When working with a solar power system you should take temperature into account when working out their costs and ROI. As the temperature goes up, the power output goes down with Poly and Mono solar panels.
Monocrystalline Solar Panel
A monocrystalline solar panel module is made from a block of silicon cells that has a single layer of crystals. These panels often have a surface that looks black or very dark and smooth. Monocrystalline modules have about a 16% conversion efficiency.
Monocrystalline solar modules also experience a reduction in output as the temperature from the sunlight increases. However, this reduction in output is usually less than that experienced by polycrystalline cells.
While mono solar cells are more fragile than poly solar panels, both types should last for 40 years. Standard warranties for both types of solar panel, include a manufactures warranty on workmanship for 5 years. And production warranties for 25 years - after 25 years the panels should still produce at least 80% of their rated value.
Thin Film Solar Panel
Thin Film solar panels are also called amorphous silicon photovoltaic cells and tend to be flexible, not rigid like Poly or Mono panels. They are made of a silicon material placed between flexible laminate, steel or glass.

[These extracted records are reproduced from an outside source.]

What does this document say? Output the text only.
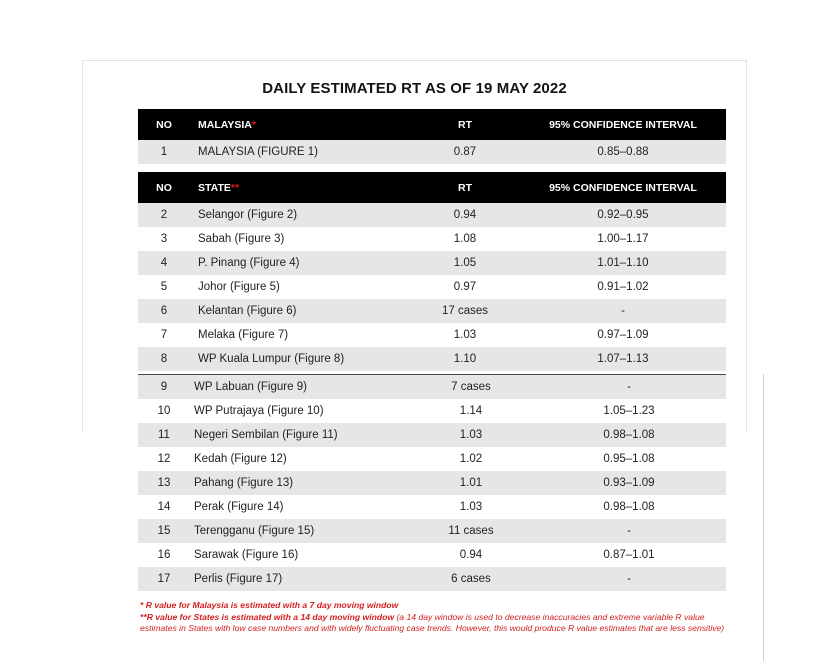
DAILY ESTIMATED RT AS OF 19 MAY 2022
NO	MALAYSIA*	RT	95% CONFIDENCE INTERVAL
1	MALAYSIA (FIGURE 1)	0.87	0.85–0.88
NO	STATE**	RT	95% CONFIDENCE INTERVAL
2	Selangor (Figure 2)	0.94	0.92–0.95
3	Sabah (Figure 3)	1.08	1.00–1.17
4	P. Pinang (Figure 4)	1.05	1.01–1.10
5	Johor (Figure 5)	0.97	0.91–1.02
6	Kelantan (Figure 6)	17 cases	-
7	Melaka (Figure 7)	1.03	0.97–1.09
8	WP Kuala Lumpur (Figure 8)	1.10	1.07–1.13
9	WP Labuan (Figure 9)	7 cases	-
10	WP Putrajaya (Figure 10)	1.14	1.05–1.23
11	Negeri Sembilan (Figure 11)	1.03	0.98–1.08
12	Kedah (Figure 12)	1.02	0.95–1.08
13	Pahang (Figure 13)	1.01	0.93–1.09
14	Perak (Figure 14)	1.03	0.98–1.08
15	Terengganu (Figure 15)	11 cases	-
16	Sarawak (Figure 16)	0.94	0.87–1.01
17	Perlis (Figure 17)	6 cases	-
* R value for Malaysia is estimated with a 7 day moving window
**R value for States is estimated with a 14 day moving window (a 14 day window is used to decrease inaccuracies and extreme variable R value estimates in States with low case numbers and with widely fluctuating case trends. However, this would produce R value estimates that are less sensitive)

Thin film solar panels, made with a flexible laminate have been used as a type of roofing material. Unlike rigid panel types, they don’t stand out, blending in with the roof itself. They can actually be used instead of shingles for roofing, creating an entire roof that generates power from sunlight.
Thin Film panels however, are not as efficient, with about a six percent conversion rate for energy drawn from the sun, thus they take up more than twice as much installation space for the same amount of power. They do cost less per watt, however. Their thinner structure needs less material, allowing for cheaper panels to be produced.
One benefit of thin film solar panels that other types can’t offer is that they don’t suffer a decrease in output when temperatures go up. Some may even have a slight increase in their outputs. Because of this, thin film solar panels often have an actual output that’s very close to the one they’re rated for.